A class of graphs with large rankwidth

TL;DR

This paper explicitly constructs graphs with arbitrarily large rankwidth, including split graphs and rings, providing new insights into graph complexity and properties related to rankwidth and cliquewidth.

Contribution

It offers explicit constructions of graphs with large rankwidth, including split graphs and rings, advancing understanding of graph parameters and their extremal properties.

Findings

Constructed split graphs with large rankwidth explicitly.

Showed rings on n sets have arbitrarily large rankwidth for fixed n.

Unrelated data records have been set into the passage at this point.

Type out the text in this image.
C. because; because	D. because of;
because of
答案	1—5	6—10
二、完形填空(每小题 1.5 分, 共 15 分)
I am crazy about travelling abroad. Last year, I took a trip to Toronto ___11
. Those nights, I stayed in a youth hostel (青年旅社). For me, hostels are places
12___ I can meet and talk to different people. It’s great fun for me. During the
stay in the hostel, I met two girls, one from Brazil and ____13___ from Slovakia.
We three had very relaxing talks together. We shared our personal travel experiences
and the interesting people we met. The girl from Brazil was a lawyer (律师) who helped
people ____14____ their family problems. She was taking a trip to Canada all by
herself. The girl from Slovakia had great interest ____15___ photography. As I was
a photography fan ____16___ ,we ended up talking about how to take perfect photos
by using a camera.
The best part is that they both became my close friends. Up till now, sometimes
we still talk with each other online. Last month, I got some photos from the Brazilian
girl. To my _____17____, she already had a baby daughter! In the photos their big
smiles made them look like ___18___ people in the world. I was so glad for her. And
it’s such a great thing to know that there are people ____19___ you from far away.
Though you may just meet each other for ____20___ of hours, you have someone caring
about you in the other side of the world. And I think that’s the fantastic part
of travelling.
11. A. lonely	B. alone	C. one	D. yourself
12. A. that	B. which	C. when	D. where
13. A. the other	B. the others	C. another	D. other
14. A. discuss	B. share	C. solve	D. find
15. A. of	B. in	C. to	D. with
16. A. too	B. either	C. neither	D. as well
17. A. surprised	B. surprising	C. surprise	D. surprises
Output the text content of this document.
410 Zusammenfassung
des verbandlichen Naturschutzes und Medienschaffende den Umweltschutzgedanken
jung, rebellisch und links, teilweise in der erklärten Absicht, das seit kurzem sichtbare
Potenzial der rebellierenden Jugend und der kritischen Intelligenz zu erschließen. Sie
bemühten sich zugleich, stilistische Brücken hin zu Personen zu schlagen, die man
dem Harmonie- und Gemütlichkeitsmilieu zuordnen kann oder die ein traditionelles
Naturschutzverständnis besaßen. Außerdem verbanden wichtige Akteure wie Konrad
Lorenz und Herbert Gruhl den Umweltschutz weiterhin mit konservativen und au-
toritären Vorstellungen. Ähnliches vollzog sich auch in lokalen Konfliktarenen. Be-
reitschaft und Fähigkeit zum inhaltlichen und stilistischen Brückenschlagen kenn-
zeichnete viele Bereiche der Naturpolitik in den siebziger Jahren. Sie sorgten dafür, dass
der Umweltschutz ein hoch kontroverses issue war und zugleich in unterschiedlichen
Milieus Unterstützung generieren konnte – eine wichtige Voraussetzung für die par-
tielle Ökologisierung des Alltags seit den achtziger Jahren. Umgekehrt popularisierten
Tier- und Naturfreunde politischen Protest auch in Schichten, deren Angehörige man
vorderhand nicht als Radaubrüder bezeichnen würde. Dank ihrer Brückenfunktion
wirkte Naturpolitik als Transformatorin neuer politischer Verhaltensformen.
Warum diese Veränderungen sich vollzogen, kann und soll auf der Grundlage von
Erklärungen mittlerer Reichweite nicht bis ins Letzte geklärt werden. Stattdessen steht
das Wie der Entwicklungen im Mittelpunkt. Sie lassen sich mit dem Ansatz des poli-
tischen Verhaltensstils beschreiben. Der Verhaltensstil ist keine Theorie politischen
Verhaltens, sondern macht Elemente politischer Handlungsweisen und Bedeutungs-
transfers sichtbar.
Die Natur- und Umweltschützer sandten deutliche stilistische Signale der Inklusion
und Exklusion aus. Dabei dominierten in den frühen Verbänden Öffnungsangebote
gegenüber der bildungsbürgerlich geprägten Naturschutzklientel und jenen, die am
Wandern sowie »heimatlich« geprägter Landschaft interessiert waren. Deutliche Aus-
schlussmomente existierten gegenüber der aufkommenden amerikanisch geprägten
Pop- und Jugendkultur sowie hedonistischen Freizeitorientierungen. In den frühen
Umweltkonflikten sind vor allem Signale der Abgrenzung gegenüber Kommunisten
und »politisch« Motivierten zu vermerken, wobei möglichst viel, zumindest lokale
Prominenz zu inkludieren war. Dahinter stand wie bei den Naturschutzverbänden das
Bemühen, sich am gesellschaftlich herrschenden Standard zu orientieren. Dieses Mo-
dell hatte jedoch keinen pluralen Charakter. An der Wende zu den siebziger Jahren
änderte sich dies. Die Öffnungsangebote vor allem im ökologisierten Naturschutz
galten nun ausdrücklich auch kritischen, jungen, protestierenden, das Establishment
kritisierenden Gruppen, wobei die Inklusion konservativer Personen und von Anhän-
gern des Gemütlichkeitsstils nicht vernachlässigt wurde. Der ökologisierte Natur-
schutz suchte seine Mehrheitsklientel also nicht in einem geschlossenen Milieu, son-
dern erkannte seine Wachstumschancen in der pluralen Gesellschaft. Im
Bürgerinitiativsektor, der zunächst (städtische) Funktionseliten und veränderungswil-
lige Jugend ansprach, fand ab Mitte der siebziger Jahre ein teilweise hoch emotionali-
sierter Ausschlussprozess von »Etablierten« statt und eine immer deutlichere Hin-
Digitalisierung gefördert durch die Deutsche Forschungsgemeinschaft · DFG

Provided new examples of even-hole-free graphs with large rankwidth.

Abstract

We describe several graphs with arbitrarily large rankwidth (or equivalently with arbitrarily large cliquewidth). Korpelainen, Lozin, and Mayhill [Split permutation graphs, Graphs and Combinatorics, 30(3):633-646, 2014] proved that there exist split graphs with Dilworth number 2 with arbitrarily large rankwidth, but without explicitly constructing them. We provide an explicit construction. Maffray, Penev, and Vu\v{s}kovi\'c [Coloring rings, Journal of Graph Theory 96(4):642-683, 2021] proved that graphs that they call rings on $n$ sets can be colored in polynomial time. We show that for every fixed integer $n\geq 3$, there exist rings on $n$ sets with arbitrarily large rankwidth. When $n\geq 5$ and $n$ is odd, this provides a new construction of even-hole-free graphs with arbitrarily large rankwidth.